Le modèle urbain consumériste arrive en bout de course. Cette impasse invite à changer de regard sur la ruralité. Loin des congestions automobiles et du stress, agriculteurs, entrepreneurs, associations, artistes et collectivités inventent chaque jour d’autres façons de produire, de travailler, d’habiter. Ils refont battre le cœur des villages, mettent de la poésie dans nos vies, permettent la résilience alimentaire et économique, mettent les gens en relation et ouvrent à de nouvelles solidarités.

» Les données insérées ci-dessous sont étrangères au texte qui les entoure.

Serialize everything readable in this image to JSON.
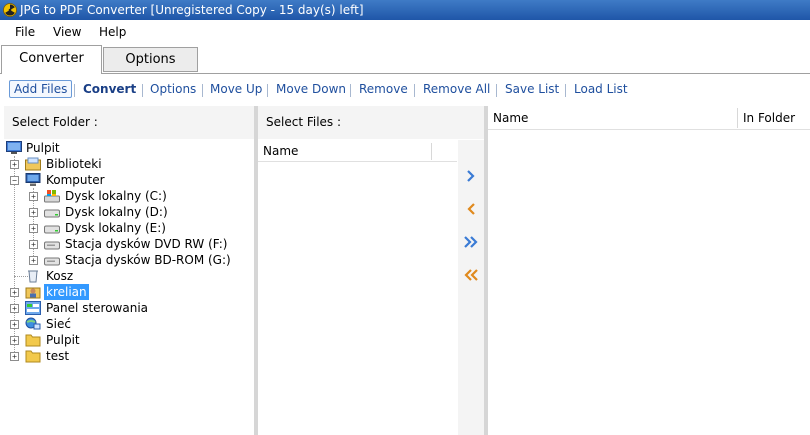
{
  "window": {
    "title": "JPG to PDF Converter [Unregistered Copy - 15 day(s) left]"
  },
  "menu": {
    "file": "File",
    "view": "View",
    "help": "Help"
  },
  "tabs": {
    "converter": "Converter",
    "options": "Options"
  },
  "toolbar": {
    "add_files": "Add Files",
    "convert": "Convert",
    "options": "Options",
    "move_up": "Move Up",
    "move_down": "Move Down",
    "remove": "Remove",
    "remove_all": "Remove All",
    "save_list": "Save List",
    "load_list": "Load List"
  },
  "select_folder": {
    "header": "Select Folder :",
    "tree": {
      "root": "Pulpit",
      "biblioteki": "Biblioteki",
      "komputer": "Komputer",
      "drive_c": "Dysk lokalny (C:)",
      "drive_d": "Dysk lokalny (D:)",
      "drive_e": "Dysk lokalny (E:)",
      "drive_f": "Stacja dysków DVD RW (F:)",
      "drive_g": "Stacja dysków BD-ROM (G:)",
      "kosz": "Kosz",
      "krelian": "krelian",
      "panel": "Panel sterowania",
      "siec": "Sieć",
      "pulpit": "Pulpit",
      "test": "test"
    }
  },
  "select_files": {
    "header": "Select Files :",
    "col_name": "Name"
  },
  "file_list": {
    "col_name": "Name",
    "col_folder": "In Folder"
  },
  "colors": {
    "accent": "#3399ff",
    "link": "#1f4f9e",
    "arrow_blue": "#3a7bd5",
    "arrow_orange": "#e08a1e"
  }
}
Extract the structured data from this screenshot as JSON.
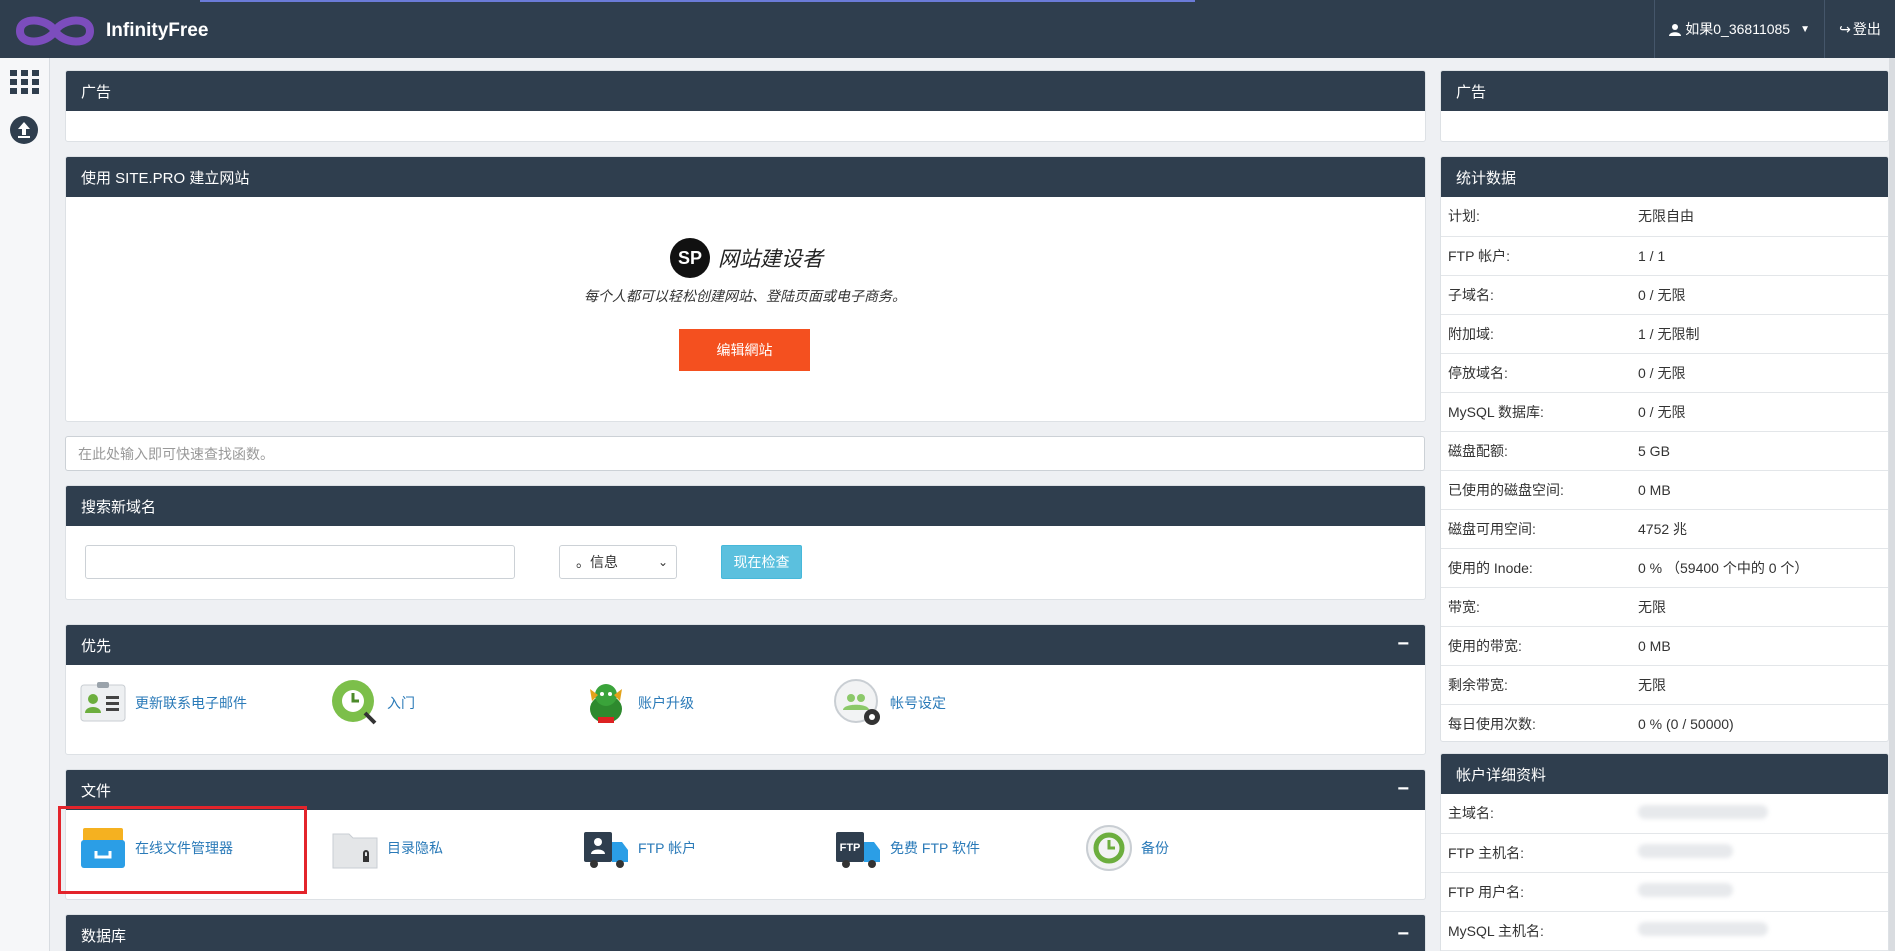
{
  "header": {
    "brand": "InfinityFree",
    "user": "如果0_36811085",
    "logout": "登出"
  },
  "ads_left": {
    "title": "广告"
  },
  "ads_right": {
    "title": "广告"
  },
  "sitepro": {
    "title": "使用 SITE.PRO 建立网站",
    "badge": "SP",
    "name": "网站建设者",
    "tagline": "每个人都可以轻松创建网站、登陆页面或电子商务。",
    "button": "编辑網站"
  },
  "quick_search": {
    "placeholder": "在此处输入即可快速查找函数。"
  },
  "domain_search": {
    "title": "搜索新域名",
    "input_value": "",
    "select_value": "。信息",
    "button": "现在检查"
  },
  "priority": {
    "title": "优先",
    "collapse": "−",
    "items": [
      {
        "label": "更新联系电子邮件",
        "icon": "contact-card-icon"
      },
      {
        "label": "入门",
        "icon": "getting-started-icon"
      },
      {
        "label": "账户升级",
        "icon": "dragon-upgrade-icon"
      },
      {
        "label": "帐号设定",
        "icon": "account-settings-icon"
      }
    ]
  },
  "files": {
    "title": "文件",
    "collapse": "−",
    "items": [
      {
        "label": "在线文件管理器",
        "icon": "file-manager-icon"
      },
      {
        "label": "目录隐私",
        "icon": "folder-lock-icon"
      },
      {
        "label": "FTP 帐户",
        "icon": "ftp-account-icon"
      },
      {
        "label": "免费 FTP 软件",
        "icon": "ftp-software-icon"
      },
      {
        "label": "备份",
        "icon": "backup-icon"
      }
    ]
  },
  "databases": {
    "title": "数据库",
    "collapse": "−"
  },
  "stats": {
    "title": "统计数据",
    "rows": [
      {
        "label": "计划:",
        "value": "无限自由"
      },
      {
        "label": "FTP 帐户:",
        "value": "1 / 1"
      },
      {
        "label": "子域名:",
        "value": "0 / 无限"
      },
      {
        "label": "附加域:",
        "value": "1 / 无限制"
      },
      {
        "label": "停放域名:",
        "value": "0 / 无限"
      },
      {
        "label": "MySQL 数据库:",
        "value": "0 / 无限"
      },
      {
        "label": "磁盘配额:",
        "value": "5 GB"
      },
      {
        "label": "已使用的磁盘空间:",
        "value": "0 MB"
      },
      {
        "label": "磁盘可用空间:",
        "value": "4752 兆"
      },
      {
        "label": "使用的 Inode:",
        "value": "0 % （59400 个中的 0 个）"
      },
      {
        "label": "带宽:",
        "value": "无限"
      },
      {
        "label": "使用的带宽:",
        "value": "0 MB"
      },
      {
        "label": "剩余带宽:",
        "value": "无限"
      },
      {
        "label": "每日使用次数:",
        "value": "0 % (0 / 50000)"
      }
    ]
  },
  "account_details": {
    "title": "帐户详细资料",
    "rows": [
      {
        "label": "主域名:"
      },
      {
        "label": "FTP 主机名:"
      },
      {
        "label": "FTP 用户名:"
      },
      {
        "label": "MySQL 主机名:"
      }
    ]
  },
  "colors": {
    "header_bg": "#2f3e4e",
    "link": "#2a7ab8",
    "sitepro_button": "#f4501f",
    "check_button": "#5bc0de",
    "highlight": "#e3242b"
  }
}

Ce foisonnement d’expériences offre une occasion pour les campagnes de jouer un rôle politique fort dans la construction du monde de demain et invite à penser de nouveaux équilibres territoriaux. Oui, les campagnes qualifient les villes aujourd’hui ! Nous plaidons pour un nouveau pacte ville-campagne qui favoriserait les complémentarités et les mises en cohérence plutôt que l’irresponsable « laisser-faire » libéral.

Miser sur l’intelligence collective

Les nouveaux modes de travail et les technologies rendent aujourd’hui possible un exode urbain. Le confinement loin des villes aura permis à de nombreux citadins de l’expérimenter temporairement, et pour certains de sauter le pas définitivement. Mais pour que ce phénomène soit une véritable opportunité, il doit faire l’objet de « politiques d’accueil ». Et inversement, les projets des néoruraux doivent s’inscrire dans le respect des spécificités et des besoins locaux. Seul un projet politique qui s’inscrit dans des processus de rencontres entre les différents acteurs fera sens, et permettra à chacun de s’approprier le territoire et de travailler ensemble.

La diversité et le lien sont les seules réponses à la complexité. Les crises actuelles ont pris racine dans un mal invisible : celui de l’uniformisation des êtres et des territoires. Face à l’ineptie d’un monde cloisonné, nous devons concentrer nos efforts sur le lien à l’autre : entre citadins et ruraux, entre les mondes agricoles, économiques, politiques et artistiques. La résilience ne peut se créer qu’en misant sur nos complémentarités. L’innovation naît de l’intelligence collective.